Support for multiple Root CA servers

LocalID will per default use the default CA-issuing service in Active Directory.

LocalID can be configured to use a specific CA-issuing service or let the user select the CA-issuing service.

Note: the CA-issuing service must have the configured Certificate Template assigned.

 

Configuration for default CA-issuing service

[HKEY_LOCAL_MACHINE\SOFTWARE\Liga\SmartSignaturClient]

"AdCA"="Default"

Will be the same as no configuration of the “ADCA” key in registry.

 

Configuration for User selected CA-issuing service

[HKEY_LOCAL_MACHINE\SOFTWARE\Liga\SmartSignaturClient]

"AdCA"="UserSelected"

 

A dialog will be shown to users and the user must select the issuing service or cancel the action.

 

Configuration for specific CA-issuing service

[HKEY_LOCAL_MACHINE\SOFTWARE\Liga\SmartSignaturClient]
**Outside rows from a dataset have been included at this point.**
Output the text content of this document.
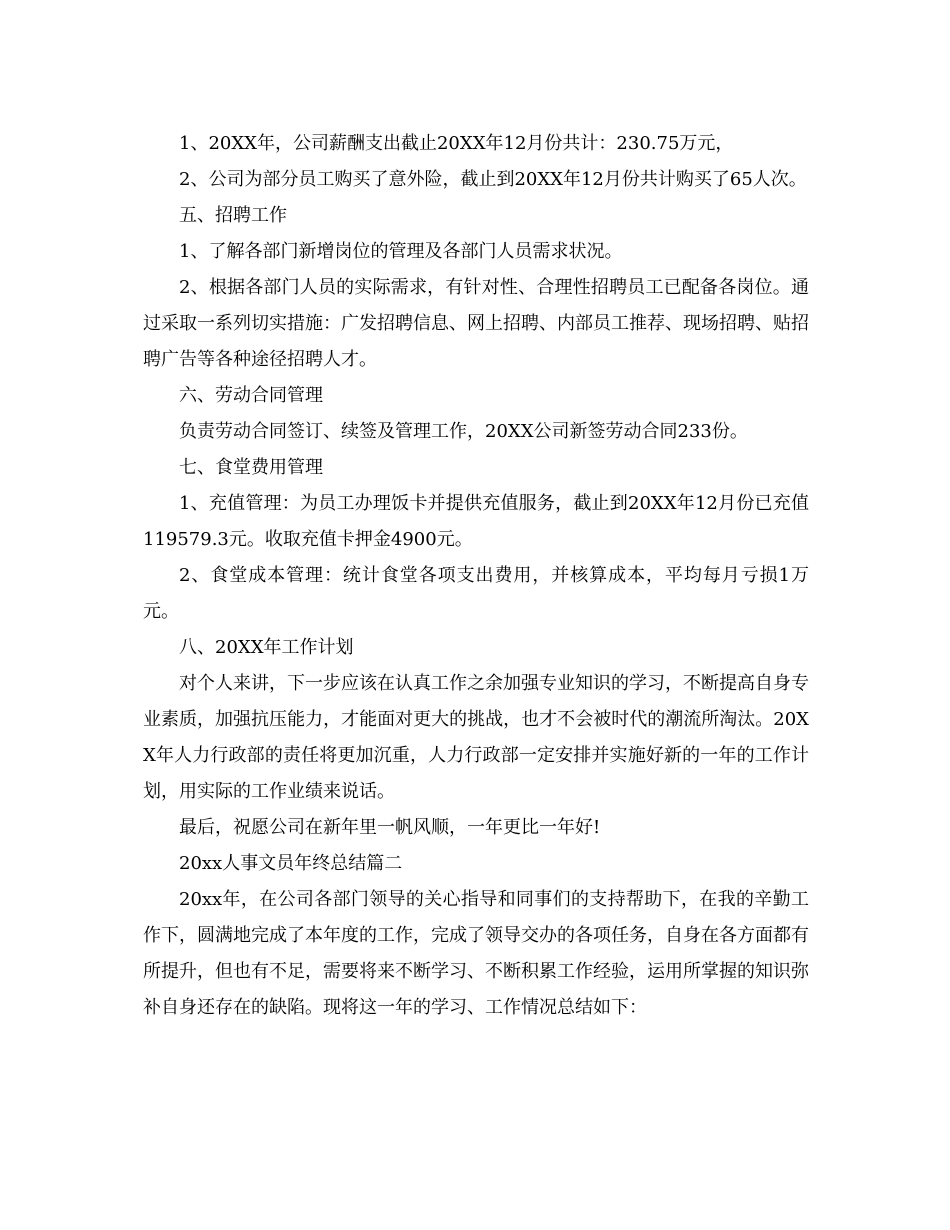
1、20XX年，公司薪酬支出截止20XX年12月份共计：230.75万元，

2、公司为部分员工购买了意外险，截止到20XX年12月份共计购买了65人次。

五、招聘工作

1、了解各部门新增岗位的管理及各部门人员需求状况。

2、根据各部门人员的实际需求，有针对性、合理性招聘员工已配备各岗位。通过采取一系列切实措施：广发招聘信息、网上招聘、内部员工推荐、现场招聘、贴招聘广告等各种途径招聘人才。

六、劳动合同管理

负责劳动合同签订、续签及管理工作，20XX公司新签劳动合同233份。

七、食堂费用管理

1、充值管理：为员工办理饭卡并提供充值服务，截止到20XX年12月份已充值119579.3元。收取充值卡押金4900元。

2、食堂成本管理：统计食堂各项支出费用，并核算成本，平均每月亏损1万元。

八、20XX年工作计划

对个人来讲，下一步应该在认真工作之余加强专业知识的学习，不断提高自身专业素质，加强抗压能力，才能面对更大的挑战，也才不会被时代的潮流所淘汰。20XX年人力行政部的责任将更加沉重，人力行政部一定安排并实施好新的一年的工作计划，用实际的工作业绩来说话。

最后，祝愿公司在新年里一帆风顺，一年更比一年好!

20xx人事文员年终总结篇二

20xx年，在公司各部门领导的关心指导和同事们的支持帮助下，在我的辛勤工作下，圆满地完成了本年度的工作，完成了领导交办的各项任务，自身在各方面都有所提升，但也有不足，需要将来不断学习、不断积累工作经验，运用所掌握的知识弥补自身还存在的缺陷。现将这一年的学习、工作情况总结如下：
"AdCA"="<FDN for CA server and Service>"

 

Names of possible legal values can be listed by configuring the "UserSelected" and run LocalID -> Issue, use the value from the windows dialog in the registry setting"UserSelected".

 

Configuration of GPO’s

 

The configuration is optional.

 

 

Lock session at smart card removal

https://technet.microsoft.com/en-us/library/ff404291(v=ws.10).aspx

 

Force smart card login

https://social.technet.microsoft.com/Forums/en-US/4c2aea7c-b52f-480e-a7ba-ec08c43be16b/windows-10-smart-card-login-by-default?forum=win10itprosetup

 
Troubleshooting

The permissions on the certificate template do not allow the current user to enroll for this type of certificate

 

Problem:

Renew throws error: 0x80094012 (-2146877422) Certificate Request Processor: The permissions on the certificate template do not allow the current user to enroll for this type of certificate.

Cause:

Security is configured incorrectly on the SmartSignatur certificate template.

Fix:

Configure permissions on the ”SmartSignatur” certificate Template:

  • On the Domain Controller or Member server running the ”Certificate Authority”.

  • Right-click ”Certificate Templates” select ”Manage” in the context menu.

  • ”Certificate Templates Console” opens.

  • Right click ”SmartSignatur” template

  • Select Tab->Security

    • select ”Authenticated Users”

    • in the Permissions for Authenticated Users select “Enroll” under Allow

 The requested certificate template is not supported by this CA

Problem:

Issue or Renew throw error CertEnroll::CX509CertificateRequestPkcs10:: InitializeFromPrivateKey: The requested certificate template is not supported by this CA. 0x80094800 (-2146875392)

Cause:

Certificate Template ”SmartSignatur” is not configured.

Fix:

Configure the ”SmartSignatur” certificate template as described in the documentation.

 

No valid certificates on chip card

 

Problem:

Client reports “No valid certificates on chip card” at logon.

Cause-A:

Root certificates from the CA-issuing service are not trusted.

Fix-A:

Verify that the correct CA is used and root certificates are present on desktop and domain controller servers.

Cause-B:

The issued User certificates are not updated on the user in Active Directory (verify that the attribute UserCertificate is present on the user object, using ADSIEdit).

Fix-B:

On the certificate template under the tab “General” verify that ”Publish certificate to Active Directory” is set.

Verify that Active Directory Domain Controller replication is functional.

Cause-C:

Mini driver setting not present in registry; they are located in “HKEY_LOCAL_MACHINE\SOFTWARE\cv cryptovision\sc interface” and “HKEY_LOCAL_MACHINE\SOFTWARE\WOW6432Node\cv cryptovision\sc interface”

Fix-C:

Reinstall the LocalID product to re-establish the settings.